Among those of us living here in the retirement community, the emotions of the young are alive and well. People actually fall in love around here. Imagine. And they feel envy, sometimes anger, and even silly spontaneous joy. People around here are like that.
People around here. Actually, I’m
talking about me. No, I’ve not fallen in love; I’m still pleasantly and
lovingly well connected to my husband of long-standing. But once or twice I’ve
felt a two-year-old temper tantrum coming on. No, I didn’t throw myself on the
floor, screaming and kicking my legs. (That would have been a spectacle.) I
managed to squelch it before that point. I am at least that mature.
But just last evening I stood back
and watched myself wallowing in those adolescent feelings of being left out, on
the outside of the in-group, looking in with longing. Excluded.
There’s a group of people here
that often eat together. They sit at a big round table and I watch them
laughing and having what I suppose to be scintillating conversation. They’re
all so well-groomed, while I am feeling rather sloppily put together this
evening. I’m again on the outside wishing I were one of them. Cheerleaders all
of them.
When I was a teenager, I longed to be a cheerleader. They were the pinnacle, the top of the heap. They were all beautiful and had cute names liked Tammy or Debbie or Christy or Misty or Frosty. They jumped and danced and leaped, making the crowds yell in enthusiasm. They were at the center.
The cheerleaders. Not the actual football players. (I never wanted to be football player. I don’t even like the sport—a bunch of big bullies bumping each other and causing brain injuries. Not for me.) It was all about being a cheerleader.
I wasn’t anywhere close to Them. Well, actually, I did get sort of close when I was in the eighth grade. I joined the flag twirling squad. We practiced in the football field during PE class and after school—marching and learning how to manipulate the blue and white (school colors) flags. Several time we even preformed during the junior varsity half-times.

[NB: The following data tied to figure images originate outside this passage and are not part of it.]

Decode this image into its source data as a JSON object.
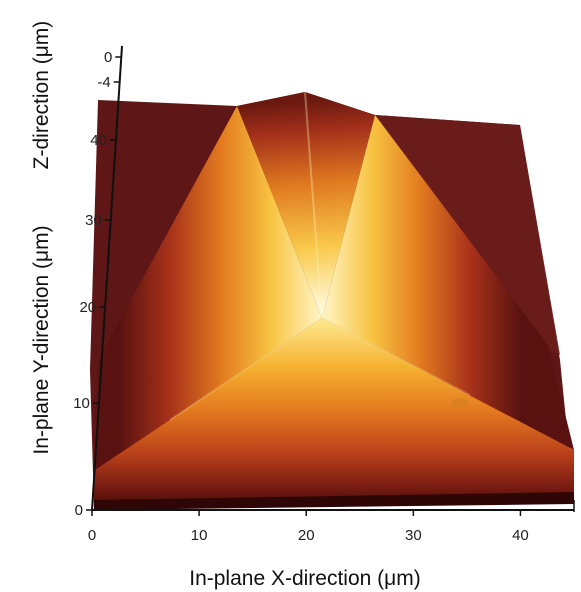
{
  "chart_data": {
    "type": "surface",
    "x_axis": {
      "label": "In-plane X-direction (μm)",
      "range": [
        0,
        45
      ],
      "ticks": [
        {
          "value": 0,
          "label": "0"
        },
        {
          "value": 10,
          "label": "10"
        },
        {
          "value": 20,
          "label": "20"
        },
        {
          "value": 30,
          "label": "30"
        },
        {
          "value": 40,
          "label": "40"
        }
      ]
    },
    "y_axis": {
      "label": "In-plane Y-direction (μm)",
      "range": [
        0,
        45
      ],
      "ticks": [
        {
          "value": 0,
          "label": "0"
        },
        {
          "value": 10,
          "label": "10"
        },
        {
          "value": 20,
          "label": "20"
        },
        {
          "value": 30,
          "label": "30"
        },
        {
          "value": 40,
          "label": "40"
        }
      ]
    },
    "z_axis": {
      "label": "Z-direction (μm)",
      "ticks": [
        {
          "value": 0,
          "label": "0"
        },
        {
          "value": -4,
          "label": "-4"
        }
      ]
    },
    "surface": {
      "shape": "pyramidal pit, apex near x≈21, y≈20",
      "colormap": [
        "#3a0a0a",
        "#6e1a10",
        "#a8321a",
        "#d9641e",
        "#f1a228",
        "#fbe27a",
        "#ffffe6"
      ]
    }
  }
}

I can prove I was a flag twirler.
I have a black-and-white photo of me in profile with my pony tail, my short
skirt, and my broom-stick legs. Standing at attention, holding my flags. Ready
for action.
So, I did my part to encourage
Team Spirit, although we all knew there were levels. The flag-twirlers were at
the bottom, followed by the pom pom girls, and at the top, of course, the
actual cheerleaders.
I thought those days of
cheerleader-envy were long gone. That I no longer had to bother with feeling
left out. I guess not.
Stop it! I tell myself. I’m
not an adolescent, no matter these occasional emotions. All those people eating
together are not cheerleaders. Actually, all of them are my friends. Probably
they’d welcome me at their table (especially if they knew what they were
missing :).
I know what to do when I catch
myself drudging up old emotions. I write about them. Writing is one of my ways
of coping with life. Often I can write my way out of a problem to a solution.
Insight comes through the process, not before I start. It’s the Spirit’s way of
taking my hand and helping me find my way out of the dark part of the forest.
There’s light at the end of the page.
So, I write in my journal and when
I read it back to myself, I often start laughing. Now that’s healthy. I need to
laugh at myself on a regular basis. It’s the path to sanity. Maybe even to
maturity.
Yes, I am all those ages from
two-years-old, through adolescence, and on up to now. But I’m more than the sum
of rehashed emotions. I’m a beloved child of God. I belong to him. I’m included
in the deepest sense possible, a part of the people of God.
In fact, I think I’ll invite some
of those friends to eat at my table. Maybe we can laugh together.
Old/young/ageless, all of us—better than cheerleaders!